3.2. MPO-ANCA en PR3-ANCA

Een groter percentage PLN-gevallen had een verhoogde MPO-ANCA-spiegel (≥6 U/mL) in vergelijking met zowel gematchte gezonde controles als controles met SLE zonder LN-ziekte op enig moment voorafgaand aan de diagnose (57% versus 0%, ; 57% versus 5%, , resp.) en in de subgroep minder dan een jaar voorafgaand aan de diagnose (59% versus 0%, <0,001; 59% versus 8%, , resp.). Er werd geen significant verschil gevonden in de subgroepen van 1-4 jaar en >4 jaar voorafgaand aan de diagnose (Tabel 2). Meer PLN-patiënten hadden een MPO-ANCA-spiegel ≥ 3 U/mL vergeleken met gematchte gezonde en ziekte-controles op enig moment (91% versus 26%, ; 91% versus 43%, , resp.), minder dan een jaar voor de diagnose (88% versus 19%, ; 88% versus 39%, , resp.), 1-4 jaar (87% versus 13%, ; 87% versus 38%, , resp.), en >4 jaar (69% versus 25%, ; 69% versus 44%, , resp.) voorafgaand aan de diagnose (Tabel 2). Voorwaardelijke logistische regressie toonde aan dat elke toename van U/ml MPO-ANCA de kans op de diagnose PLN in de toekomst verhoogde, zowel in vergelijking met gezonde controles als met controles bij SLE zonder LN-ziekte (OR 9,1 , ; OR 1,5 , , resp.; Tabel 3).

(a)
MPO-ANCA Gezonde
(%)
Gezonde controles
(%)
OR
(odds ratio)
CI
(betrouwbaarheids interval)
waarde
(Fisher’s exact)
(≥3 U/mL):
Alle 91 (21/23) 26 (6/23) 30 5.3-167 <0.001
<1 jaar 88 (15/17) 19 (3/16) 33 4.7-226 <0.001
1-4 jaar 87 (13/15) 13 (2/15) 42 5.2-347 <0.001
>4 jaar 69 (11/16) 25 (4/16) 6.6 1.4-31 0.03
(≥6 U/mL)
Alle 57 (13/23) 0 (0/23) <0.001
<1 jaar 59 (10/17) 0 (0/16) <0.001
1-4 jaar 7 (1/15) 0 (0/15) 1.0
>4 jaar 19 (3/16) 0 (0/16) 0.23
(b)
MPO-ANCA Cases
(%)
Disease controls
(%)
OR
(odds ratio)
CI
(betrouwbaarheids interval)
waarde
(Fisher’s exact)
(≥3 U/mL):
Alle 91 (21/23) 43 (9/21) 14 2.6-76 <0.001
<1 jaar 88 (15/17) 39 (5/13) 12 1.9-76 0.007
1-4 jaar 87 (13/15) 38 (6/16) 11 1.8-66 0.009
>4 jaar 69 (11/16) 44 (7/16) 2.8 0.7-12 0.29
(≥6 U/mL)
Alle 57 (13/23) 5 (1/21) 26 3.0-228 <0.001
<1 jaar 59 (10/17) 8 (1/13) 17 1.8-164 0.006
1-4 jaar 7 (1/15) 6 (1/16) 1.1 0.1-19 1.0
>4 jaar 19 (3/16) 0 (0/16) 0.5- 0.23
Tabel 2
Het percentage PLN-patiënten met MPO-ANCA boven specifieke drempels vergeleken met overeenkomende gezonde en SLE zonder LN ziekte controles.
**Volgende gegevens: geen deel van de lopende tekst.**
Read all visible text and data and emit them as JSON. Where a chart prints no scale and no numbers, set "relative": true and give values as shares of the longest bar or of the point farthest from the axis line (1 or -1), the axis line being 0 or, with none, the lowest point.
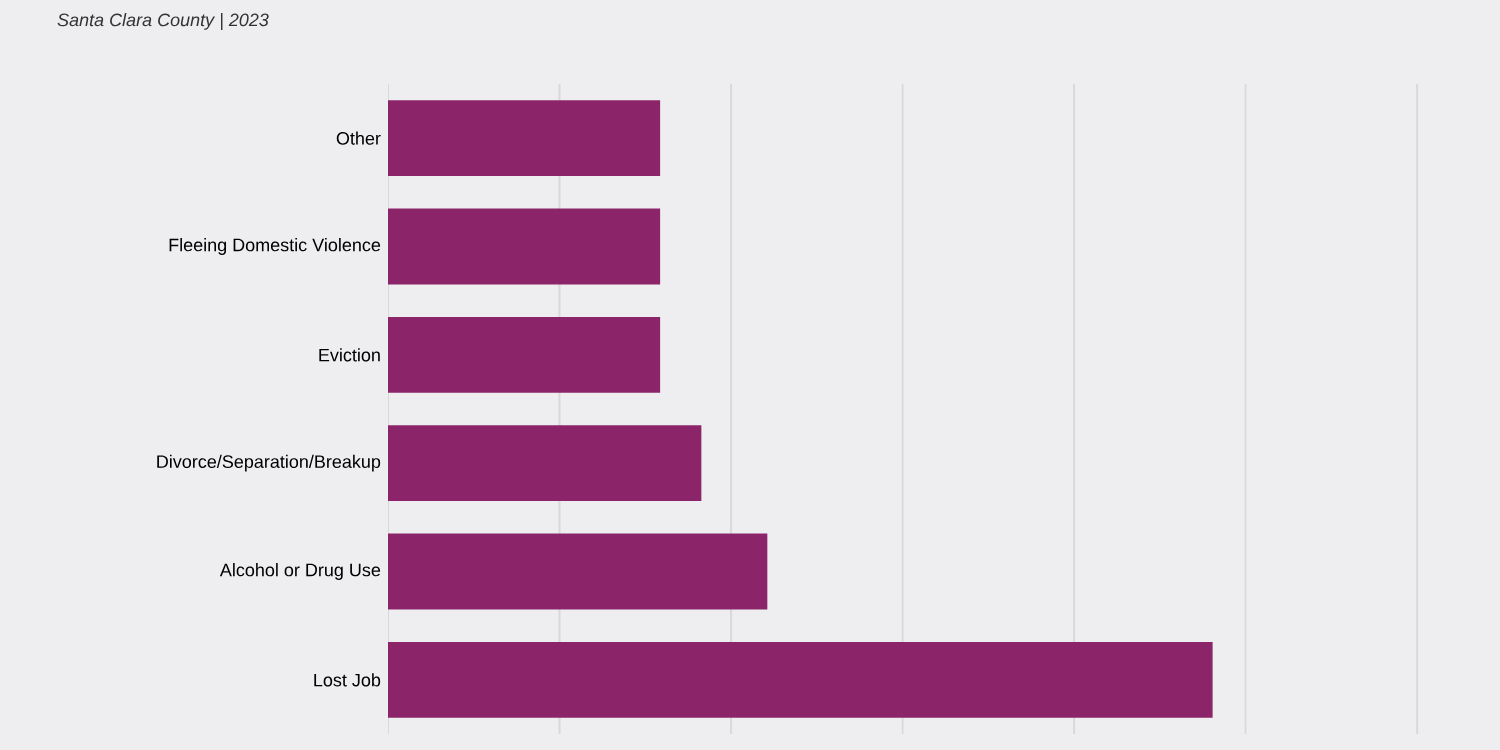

Het Serum Repository van het Department of Defense kon voor één patiënt geen overeenkomstige ziektecontrole toewijzen. De monsters voor een tweede controle zijn tijdens de verwerking verloren gegaan. Niet alle patiënten hadden monsters beschikbaar voor elke periode van de subgroep. Als er meerdere serummonsters aanwezig waren voor een patiënt in een specifieke periode voor subgroepanalyse, dicteerde het hoogste antilichaamniveau de groepstoewijzing. vanwege de werkelijke oneindige waarde.

CLR voor MPO-ANCA per eenheid: PLN versus controles OR
(odds ratio)
CI
(betrouwbaarheidsinterval)
waarde
Gezonde controles 9.1 3.4-24.5 <0.001
Ziekte controles 1.5 1.2-1.8 <0.001
Alle controles 7.1 1.2-44.2 <0.001
Tabel 3
Conditional logistic regression (CLR) voor PLN MPO-ANCA per eenheid versus gezonde controles, SLE zonder LN ziekte controles, en alle controles samen.

De MPO-ANCA ROC oppervlakte onder de curve was groter dan 0.7 bij minder dan 1 jaar, 1-4 jaar, en meer dan 4 jaar voor de analyse van PLN gevallen met zowel gezonde controles (figuur 1) en SLE zonder LN ziekte controles (figuur 2).

Figuur 1
MPO-ANCA receiver operating curves voor PLN-gevallen versus gezonde controles voor <1 jaar, 1-4 jaar, en >4 jaar vóór de PLN-diagnose.
Figuur 2
MPO-ANCA ontvanger-operationele curven voor PLN-gevallen versus SLE zonder LN-ziekte controles voor <1 jaar, 1-4 jaar, en >4 jaar vóór de PLN-diagnose.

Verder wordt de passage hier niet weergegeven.